(306f) Machine Learning Enhancements to Transient Kinetic Models
AIChE Annual Meeting
2024
2024 AIChE Annual Meeting
Catalysis and Reaction Engineering Division
Data Science and ML Approaches to Catalysis II: Surrogates, Bayesian Optimization, Microkinetics
Tuesday, October 29, 2024 - 2:00pm to 2:18pm
This study focuses on the development of an innovative transient hybrid kinetic model with the capability to accurately simulate and predict responses of heterogeneously catalyzed reactions to sudden changes in operating conditions, such as partial pressure. Our approach merges the interpretability of transient kinetic models for studying heterogeneous catalytic reactions with the precision and flexibility of data-driven models. The presented approach employs sensitivity-based hybrid modeling with deep neural networks [1]. Here, learning is conducted on critical parameters identified through sensitivity analysis within the kinetic model.

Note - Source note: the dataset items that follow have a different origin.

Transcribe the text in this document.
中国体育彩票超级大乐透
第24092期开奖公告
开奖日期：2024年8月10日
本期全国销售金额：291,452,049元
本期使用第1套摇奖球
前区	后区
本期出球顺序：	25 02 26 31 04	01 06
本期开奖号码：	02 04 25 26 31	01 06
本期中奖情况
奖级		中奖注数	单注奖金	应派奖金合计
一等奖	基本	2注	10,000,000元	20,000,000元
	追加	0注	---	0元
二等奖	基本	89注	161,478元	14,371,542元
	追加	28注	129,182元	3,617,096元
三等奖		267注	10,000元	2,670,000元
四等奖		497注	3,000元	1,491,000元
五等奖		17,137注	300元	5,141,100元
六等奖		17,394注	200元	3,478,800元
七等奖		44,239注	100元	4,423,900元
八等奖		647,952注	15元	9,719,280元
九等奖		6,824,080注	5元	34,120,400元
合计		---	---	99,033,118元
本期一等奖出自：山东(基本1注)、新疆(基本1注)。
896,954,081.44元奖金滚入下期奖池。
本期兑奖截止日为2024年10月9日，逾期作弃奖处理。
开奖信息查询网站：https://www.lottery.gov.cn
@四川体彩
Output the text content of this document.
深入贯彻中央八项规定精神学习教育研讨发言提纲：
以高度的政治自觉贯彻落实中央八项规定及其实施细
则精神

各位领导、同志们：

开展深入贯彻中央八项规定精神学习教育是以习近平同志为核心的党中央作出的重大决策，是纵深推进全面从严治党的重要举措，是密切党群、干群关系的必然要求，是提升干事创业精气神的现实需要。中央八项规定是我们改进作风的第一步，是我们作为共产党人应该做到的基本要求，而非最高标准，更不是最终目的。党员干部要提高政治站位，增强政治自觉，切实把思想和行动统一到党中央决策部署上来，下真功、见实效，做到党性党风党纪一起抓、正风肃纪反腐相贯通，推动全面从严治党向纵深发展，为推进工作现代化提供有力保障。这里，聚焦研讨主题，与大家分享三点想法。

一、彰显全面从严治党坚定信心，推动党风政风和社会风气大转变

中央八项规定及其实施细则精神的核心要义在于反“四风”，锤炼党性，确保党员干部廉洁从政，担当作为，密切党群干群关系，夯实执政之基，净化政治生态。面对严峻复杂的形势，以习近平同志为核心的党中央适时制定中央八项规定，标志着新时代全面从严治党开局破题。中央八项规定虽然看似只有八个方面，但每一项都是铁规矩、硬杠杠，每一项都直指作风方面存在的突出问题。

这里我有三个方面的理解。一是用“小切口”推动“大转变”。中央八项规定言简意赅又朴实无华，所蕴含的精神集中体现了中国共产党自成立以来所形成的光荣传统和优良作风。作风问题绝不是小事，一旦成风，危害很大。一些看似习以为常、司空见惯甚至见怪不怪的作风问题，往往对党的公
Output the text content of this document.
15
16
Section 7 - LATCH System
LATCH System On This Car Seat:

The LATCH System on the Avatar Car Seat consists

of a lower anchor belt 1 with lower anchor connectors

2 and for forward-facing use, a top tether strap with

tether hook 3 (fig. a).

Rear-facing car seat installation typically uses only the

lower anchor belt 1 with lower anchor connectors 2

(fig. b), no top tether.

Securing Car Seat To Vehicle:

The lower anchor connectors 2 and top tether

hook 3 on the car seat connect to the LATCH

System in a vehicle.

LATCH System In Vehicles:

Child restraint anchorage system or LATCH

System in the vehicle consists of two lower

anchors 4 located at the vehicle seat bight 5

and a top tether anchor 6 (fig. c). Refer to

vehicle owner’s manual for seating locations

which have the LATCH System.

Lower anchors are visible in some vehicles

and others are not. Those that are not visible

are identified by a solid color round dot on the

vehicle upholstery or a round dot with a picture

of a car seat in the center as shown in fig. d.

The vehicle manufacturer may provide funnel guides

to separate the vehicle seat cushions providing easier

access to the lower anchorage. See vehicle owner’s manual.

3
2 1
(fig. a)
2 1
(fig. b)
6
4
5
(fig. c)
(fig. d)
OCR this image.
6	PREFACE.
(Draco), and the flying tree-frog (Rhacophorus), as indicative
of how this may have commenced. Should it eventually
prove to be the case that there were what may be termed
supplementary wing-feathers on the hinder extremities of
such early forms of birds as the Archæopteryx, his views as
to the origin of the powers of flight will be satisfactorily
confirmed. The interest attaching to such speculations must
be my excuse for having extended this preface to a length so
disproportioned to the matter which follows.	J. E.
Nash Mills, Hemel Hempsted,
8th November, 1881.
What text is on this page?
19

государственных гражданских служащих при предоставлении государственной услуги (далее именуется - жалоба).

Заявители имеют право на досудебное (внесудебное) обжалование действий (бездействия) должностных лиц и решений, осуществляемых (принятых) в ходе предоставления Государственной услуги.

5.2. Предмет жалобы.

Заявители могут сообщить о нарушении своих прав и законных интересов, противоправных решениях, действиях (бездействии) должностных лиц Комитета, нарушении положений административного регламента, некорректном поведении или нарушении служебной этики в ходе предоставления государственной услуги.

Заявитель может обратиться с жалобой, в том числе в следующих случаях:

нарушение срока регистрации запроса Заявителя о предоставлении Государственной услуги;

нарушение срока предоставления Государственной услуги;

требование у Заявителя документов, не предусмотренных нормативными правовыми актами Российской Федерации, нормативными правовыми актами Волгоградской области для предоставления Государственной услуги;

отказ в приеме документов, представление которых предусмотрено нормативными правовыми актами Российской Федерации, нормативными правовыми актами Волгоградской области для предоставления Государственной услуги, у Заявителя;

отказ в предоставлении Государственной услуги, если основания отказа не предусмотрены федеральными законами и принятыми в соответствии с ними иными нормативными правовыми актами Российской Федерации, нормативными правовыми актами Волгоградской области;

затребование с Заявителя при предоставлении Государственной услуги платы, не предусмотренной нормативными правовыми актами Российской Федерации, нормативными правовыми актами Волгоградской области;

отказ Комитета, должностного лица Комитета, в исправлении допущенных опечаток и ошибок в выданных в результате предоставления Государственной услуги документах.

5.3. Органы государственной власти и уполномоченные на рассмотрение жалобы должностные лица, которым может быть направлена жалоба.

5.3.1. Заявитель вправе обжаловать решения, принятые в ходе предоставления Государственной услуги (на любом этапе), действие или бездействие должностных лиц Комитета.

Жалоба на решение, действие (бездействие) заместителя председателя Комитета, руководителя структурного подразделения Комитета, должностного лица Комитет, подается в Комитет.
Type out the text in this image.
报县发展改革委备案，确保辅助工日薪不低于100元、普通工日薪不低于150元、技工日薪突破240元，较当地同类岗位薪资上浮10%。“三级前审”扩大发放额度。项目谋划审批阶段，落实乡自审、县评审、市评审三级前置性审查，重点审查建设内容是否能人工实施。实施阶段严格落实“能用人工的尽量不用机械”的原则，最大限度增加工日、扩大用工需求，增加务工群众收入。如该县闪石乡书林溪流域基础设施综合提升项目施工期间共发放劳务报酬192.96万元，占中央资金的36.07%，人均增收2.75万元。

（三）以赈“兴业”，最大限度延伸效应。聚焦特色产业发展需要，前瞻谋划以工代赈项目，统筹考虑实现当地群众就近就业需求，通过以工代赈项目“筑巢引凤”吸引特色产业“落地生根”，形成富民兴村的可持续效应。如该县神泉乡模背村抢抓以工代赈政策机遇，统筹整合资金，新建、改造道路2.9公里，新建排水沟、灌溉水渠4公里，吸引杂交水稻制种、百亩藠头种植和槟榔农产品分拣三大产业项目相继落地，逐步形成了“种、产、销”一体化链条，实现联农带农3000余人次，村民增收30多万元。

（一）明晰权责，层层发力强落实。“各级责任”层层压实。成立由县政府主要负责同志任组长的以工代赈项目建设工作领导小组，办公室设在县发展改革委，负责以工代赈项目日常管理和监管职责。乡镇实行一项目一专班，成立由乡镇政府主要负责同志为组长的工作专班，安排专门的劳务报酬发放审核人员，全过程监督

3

The resulting hybrid model showcases superior accuracy and robustness compared to conventional kinetic models. This integration aims to provide a more accurate representation of systems that traverse multiple kinetic regimes with varying surface coverages.
Benefits of the hybrid transient kinetic model are demonstrated for selective propylene oxidation over an industrial mixed metal oxide catalyst under lean/rich cyclic feed compositions. By combining the strengths of both physical and machine-learned approaches, the intricacies of heterogeneous catalyzed reactions in dynamic conditions are better captured and allow for further optimization of the oscillating feed conditions.
References:
[1] Shah, P., Sheriff, M. Z., Bangi, M. S., Kravaris, C., Kwon, J. S.-I., Botre, C., & Hirota, J. (2022). Deep Neural Network-based hybrid modeling and experimental validation for an industry-scale fermentation process: Identification of time-varying dependencies among parameters. Chemical Engineering Journal, 441, 135643.